PHOENIX — DePuy Orthopedics, Inc., along with its parent company Johnson & Johnson, will pay $2.4 million as part of a settlement with the State of Arizona to resolve claims of illegally marketing the company's metal-on-metal hip implant device.
In its lawsuit, the State of Arizona claims DePuy made false claims regarding the "survivorship" of its hip implants in marketing and advertisements. According to the Arizona Attorney General's Office, DePuy marketed its ASR XL and Pinnacle Ultamet hip implant as having longevity of 99.2 percent at three years when National Joint Registry of England and Wales figures showed a 93 percent survivorship.

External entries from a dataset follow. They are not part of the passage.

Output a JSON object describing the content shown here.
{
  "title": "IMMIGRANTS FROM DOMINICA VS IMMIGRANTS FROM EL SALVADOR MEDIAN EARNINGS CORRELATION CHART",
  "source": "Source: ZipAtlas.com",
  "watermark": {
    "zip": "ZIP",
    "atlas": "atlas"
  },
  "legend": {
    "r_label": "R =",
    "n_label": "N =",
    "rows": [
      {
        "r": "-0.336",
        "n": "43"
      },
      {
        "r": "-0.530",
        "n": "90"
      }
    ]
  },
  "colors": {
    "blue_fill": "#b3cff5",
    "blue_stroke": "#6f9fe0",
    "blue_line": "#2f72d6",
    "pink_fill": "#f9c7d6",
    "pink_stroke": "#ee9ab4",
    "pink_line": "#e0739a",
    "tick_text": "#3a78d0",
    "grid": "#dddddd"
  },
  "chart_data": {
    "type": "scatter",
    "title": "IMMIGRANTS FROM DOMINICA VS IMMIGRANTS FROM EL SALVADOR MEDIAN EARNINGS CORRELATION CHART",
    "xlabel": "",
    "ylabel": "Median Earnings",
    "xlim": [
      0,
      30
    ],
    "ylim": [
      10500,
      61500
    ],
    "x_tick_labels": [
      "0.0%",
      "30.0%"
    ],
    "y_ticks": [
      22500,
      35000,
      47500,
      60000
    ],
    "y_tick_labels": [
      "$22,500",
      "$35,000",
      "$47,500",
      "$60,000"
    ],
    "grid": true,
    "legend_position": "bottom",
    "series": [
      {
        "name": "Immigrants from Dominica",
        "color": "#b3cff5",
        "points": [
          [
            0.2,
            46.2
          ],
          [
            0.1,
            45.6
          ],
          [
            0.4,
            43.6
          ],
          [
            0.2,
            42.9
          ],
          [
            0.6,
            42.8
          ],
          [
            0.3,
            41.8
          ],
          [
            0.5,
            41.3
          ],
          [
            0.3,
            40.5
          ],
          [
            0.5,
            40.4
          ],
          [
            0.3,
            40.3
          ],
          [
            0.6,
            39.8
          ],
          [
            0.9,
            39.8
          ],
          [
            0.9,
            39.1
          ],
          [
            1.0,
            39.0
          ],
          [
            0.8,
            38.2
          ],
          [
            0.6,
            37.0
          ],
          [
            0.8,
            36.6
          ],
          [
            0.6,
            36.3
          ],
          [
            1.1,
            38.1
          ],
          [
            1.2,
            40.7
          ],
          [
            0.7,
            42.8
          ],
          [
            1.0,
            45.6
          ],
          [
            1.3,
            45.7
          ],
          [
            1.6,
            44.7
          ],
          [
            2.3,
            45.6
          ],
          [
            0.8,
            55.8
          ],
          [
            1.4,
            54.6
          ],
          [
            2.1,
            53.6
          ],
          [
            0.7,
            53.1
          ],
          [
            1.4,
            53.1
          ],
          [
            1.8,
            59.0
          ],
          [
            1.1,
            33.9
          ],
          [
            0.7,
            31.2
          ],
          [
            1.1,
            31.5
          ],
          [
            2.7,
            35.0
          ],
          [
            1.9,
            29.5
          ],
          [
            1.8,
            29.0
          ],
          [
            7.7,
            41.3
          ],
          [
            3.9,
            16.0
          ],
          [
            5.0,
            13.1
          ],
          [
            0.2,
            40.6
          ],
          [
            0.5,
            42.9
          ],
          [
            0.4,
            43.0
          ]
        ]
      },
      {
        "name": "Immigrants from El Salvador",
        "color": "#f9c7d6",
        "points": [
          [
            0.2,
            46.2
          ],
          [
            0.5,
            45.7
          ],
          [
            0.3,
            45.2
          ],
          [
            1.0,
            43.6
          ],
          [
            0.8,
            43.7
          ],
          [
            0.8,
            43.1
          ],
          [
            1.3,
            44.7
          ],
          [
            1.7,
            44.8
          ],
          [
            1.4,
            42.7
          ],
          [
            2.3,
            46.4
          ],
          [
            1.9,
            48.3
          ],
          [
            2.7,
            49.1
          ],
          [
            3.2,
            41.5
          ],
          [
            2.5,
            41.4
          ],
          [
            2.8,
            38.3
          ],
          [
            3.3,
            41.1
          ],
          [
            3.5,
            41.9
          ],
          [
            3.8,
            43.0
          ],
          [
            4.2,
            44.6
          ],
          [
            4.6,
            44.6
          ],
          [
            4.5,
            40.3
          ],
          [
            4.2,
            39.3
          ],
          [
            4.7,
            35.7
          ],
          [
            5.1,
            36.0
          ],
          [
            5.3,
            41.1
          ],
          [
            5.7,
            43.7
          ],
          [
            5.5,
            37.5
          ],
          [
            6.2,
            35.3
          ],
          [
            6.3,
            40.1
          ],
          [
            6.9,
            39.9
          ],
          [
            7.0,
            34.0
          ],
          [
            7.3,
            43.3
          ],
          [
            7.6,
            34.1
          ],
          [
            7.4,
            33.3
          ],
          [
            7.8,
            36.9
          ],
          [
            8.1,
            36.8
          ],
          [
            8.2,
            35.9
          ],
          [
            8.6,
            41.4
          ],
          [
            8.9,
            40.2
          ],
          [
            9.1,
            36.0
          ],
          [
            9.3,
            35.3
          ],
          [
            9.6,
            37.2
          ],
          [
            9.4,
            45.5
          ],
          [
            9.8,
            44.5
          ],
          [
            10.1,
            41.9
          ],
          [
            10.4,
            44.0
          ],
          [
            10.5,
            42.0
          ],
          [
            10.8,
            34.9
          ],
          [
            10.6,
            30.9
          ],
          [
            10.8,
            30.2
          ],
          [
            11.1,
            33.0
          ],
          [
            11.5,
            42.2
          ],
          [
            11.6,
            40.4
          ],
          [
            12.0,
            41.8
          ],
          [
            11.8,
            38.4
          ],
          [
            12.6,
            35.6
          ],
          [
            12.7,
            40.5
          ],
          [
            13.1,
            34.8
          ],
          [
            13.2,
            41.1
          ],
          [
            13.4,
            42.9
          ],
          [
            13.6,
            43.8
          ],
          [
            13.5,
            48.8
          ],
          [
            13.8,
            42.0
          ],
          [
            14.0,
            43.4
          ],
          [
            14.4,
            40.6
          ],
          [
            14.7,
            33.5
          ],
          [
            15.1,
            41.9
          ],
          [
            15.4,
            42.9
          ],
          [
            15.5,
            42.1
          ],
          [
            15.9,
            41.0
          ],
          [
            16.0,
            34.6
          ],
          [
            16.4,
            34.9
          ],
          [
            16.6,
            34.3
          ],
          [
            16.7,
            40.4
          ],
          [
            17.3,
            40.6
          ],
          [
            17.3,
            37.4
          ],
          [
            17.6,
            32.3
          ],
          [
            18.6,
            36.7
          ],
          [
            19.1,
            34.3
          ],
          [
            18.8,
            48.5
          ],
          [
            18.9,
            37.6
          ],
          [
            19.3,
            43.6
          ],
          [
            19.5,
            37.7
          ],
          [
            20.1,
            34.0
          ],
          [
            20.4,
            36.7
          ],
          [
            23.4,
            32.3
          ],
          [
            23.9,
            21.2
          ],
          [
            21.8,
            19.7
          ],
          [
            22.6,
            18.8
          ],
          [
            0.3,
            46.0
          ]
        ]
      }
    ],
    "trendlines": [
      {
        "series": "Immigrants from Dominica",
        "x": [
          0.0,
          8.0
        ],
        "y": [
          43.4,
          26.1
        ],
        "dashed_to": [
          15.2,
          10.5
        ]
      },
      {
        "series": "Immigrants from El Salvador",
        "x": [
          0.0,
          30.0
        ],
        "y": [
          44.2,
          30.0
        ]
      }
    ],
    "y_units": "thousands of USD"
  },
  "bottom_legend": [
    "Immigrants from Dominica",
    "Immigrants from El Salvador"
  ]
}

The implants, which were recalled by the company in 2013, have caused patients to have replacement surgery that resulted in continuous pain, allergic reactions, tissue problems and metal ion build-up in the blood, the attorney general's office said.
“Companies must be truthful and accurate in their advertising, especially when it comes to health care and medical equipment,” Arizona Attorney General Mark Brnovich said in a statement. “Consumers can only make informed decisions about their health care when companies are fully transparent and tell the truth. This settlement addresses past misconduct and ensures that doctors and patients have access to accurate information in the future.”
DePuy will change its hip implant marketing to include survivorship claims based on the latest registry scientific data, set up an internal complaint procedure and conduct reviews from patients in accordance with the settlement agreement, Brnovich's office said.